The Gamble House Pasadena Review - Greene and Greene Design Another National Historic Landmark

Front of the House


The Gamble House and the Family who lived there was brought to life by Matthew, our docent as he led us through the National Historic Landmark.  David and Mary Gamble, of the Procter and Gamble Company commissioned the Gamble House 100 years ago as a retirement residence.   A team of gifted craftsmen labored for 11 months to create The Gamble House, designed by architects Greene & Greene. Led by general contractor Peter Hall, and his brother, John, Scandinavian craftsman woodworkers, they turned, joined, carved, and rubbed 17 species of wood into the house and furnishings that today are recognized as one of the greatest achievements in American architecture and craftsmanship.  The furniture, wood carvings, built-in cabinetry, rugs, paneling, lighting, leaded stained glass, accessories and landscaping were all custom-designed by the architects, and were created in the true hand-crafted spirit of the Arts and Crafts movement.
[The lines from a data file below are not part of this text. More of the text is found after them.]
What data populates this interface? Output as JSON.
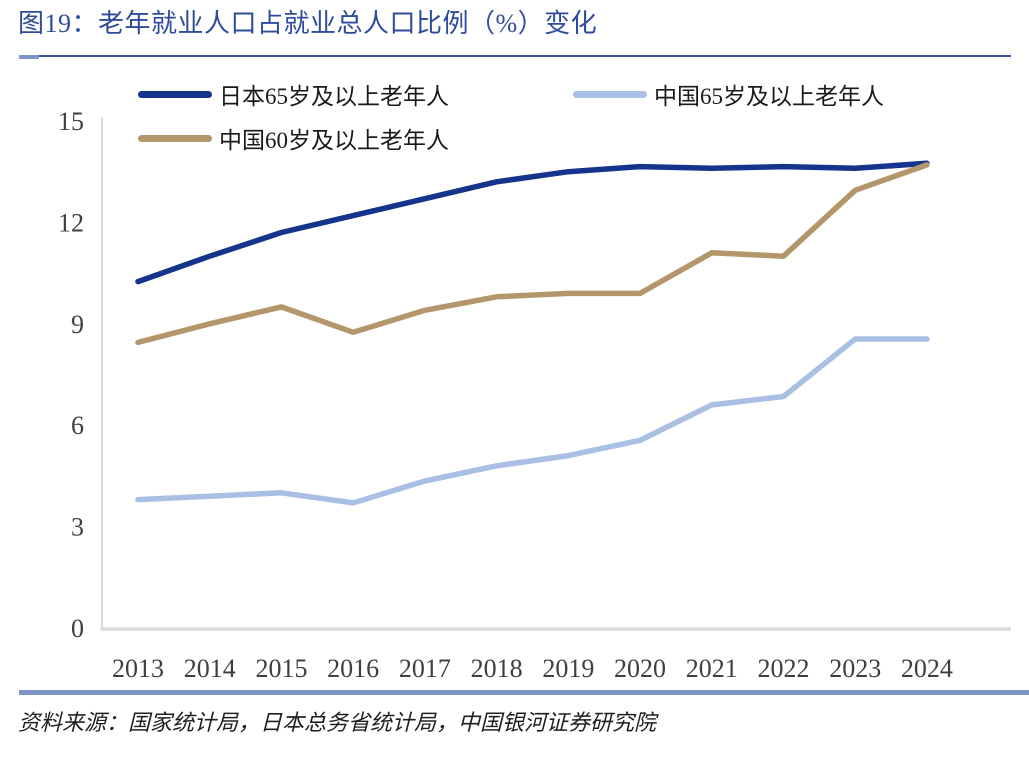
{
  "header": {
    "title": "图19：老年就业人口占就业总人口比例（%）变化"
  },
  "legend": {
    "items": [
      {
        "label": "日本65岁及以上老年人",
        "color": "#15348B"
      },
      {
        "label": "中国65岁及以上老年人",
        "color": "#A9BFE3"
      },
      {
        "label": "中国60岁及以上老年人",
        "color": "#B3976B"
      }
    ]
  },
  "footer": {
    "source": "资料来源：国家统计局，日本总务省统计局，中国银河证券研究院"
  },
  "colors": {
    "title_blue": "#2F4C9C",
    "rule_dark": "#3A53A0",
    "rule_light": "#7C95C6",
    "bottom_bar": "#7C95C6",
    "axis_gray": "#D9D9D9",
    "tick_text": "#3F3F3F"
  },
  "chart_data": {
    "type": "line",
    "title": "老年就业人口占就业总人口比例（%）变化",
    "xlabel": "",
    "ylabel": "",
    "categories": [
      "2013",
      "2014",
      "2015",
      "2016",
      "2017",
      "2018",
      "2019",
      "2020",
      "2021",
      "2022",
      "2023",
      "2024"
    ],
    "series": [
      {
        "name": "日本65岁及以上老年人",
        "color": "#15348B",
        "values": [
          10.25,
          11.0,
          11.7,
          12.2,
          12.7,
          13.2,
          13.5,
          13.65,
          13.6,
          13.65,
          13.6,
          13.75
        ]
      },
      {
        "name": "中国60岁及以上老年人",
        "color": "#B3976B",
        "values": [
          8.45,
          9.0,
          9.5,
          8.75,
          9.4,
          9.8,
          9.9,
          9.9,
          11.1,
          11.0,
          12.95,
          13.7
        ]
      },
      {
        "name": "中国65岁及以上老年人",
        "color": "#A9BFE3",
        "values": [
          3.8,
          3.9,
          4.0,
          3.7,
          4.35,
          4.8,
          5.1,
          5.55,
          6.6,
          6.85,
          8.55,
          8.55
        ]
      }
    ],
    "ylim": [
      0,
      15
    ],
    "yticks": [
      0,
      3,
      6,
      9,
      12,
      15
    ],
    "grid": false,
    "legend_position": "top"
  }
}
Every detail was taken into consideration, every peg, oak wedge, downspout, air vent, hardware fitting, etc. contributed to creating a home that was completely congruent.

Built in 1908


One of my favorite things about the home was the exquisite stained glass art in the windows in entry hall and in the dining room.  In the entry hall was the design of a tree with gorgeous leaves on the branches.  We were told that for years there was much discussion as to what type of tree it was supposed to depict.  Perhaps the question was settled when a Japanese tourist said it was a particular tree that grew in Japan.  That would make sense since the Greene’s had a definite oriental influence in their work.

Afternoon Sunray


The gorgeous stained glass in the dining room changes colors according to the time of day.  

Back of the House


Perfect Stones makeup the Border


In 1966 The Gamble House was presented by the heirs of Cecil and Louise Gamble to the City of Pasadena in a joint agreement with the University of Southern California in the interest of its cultural heritage and historic preservation.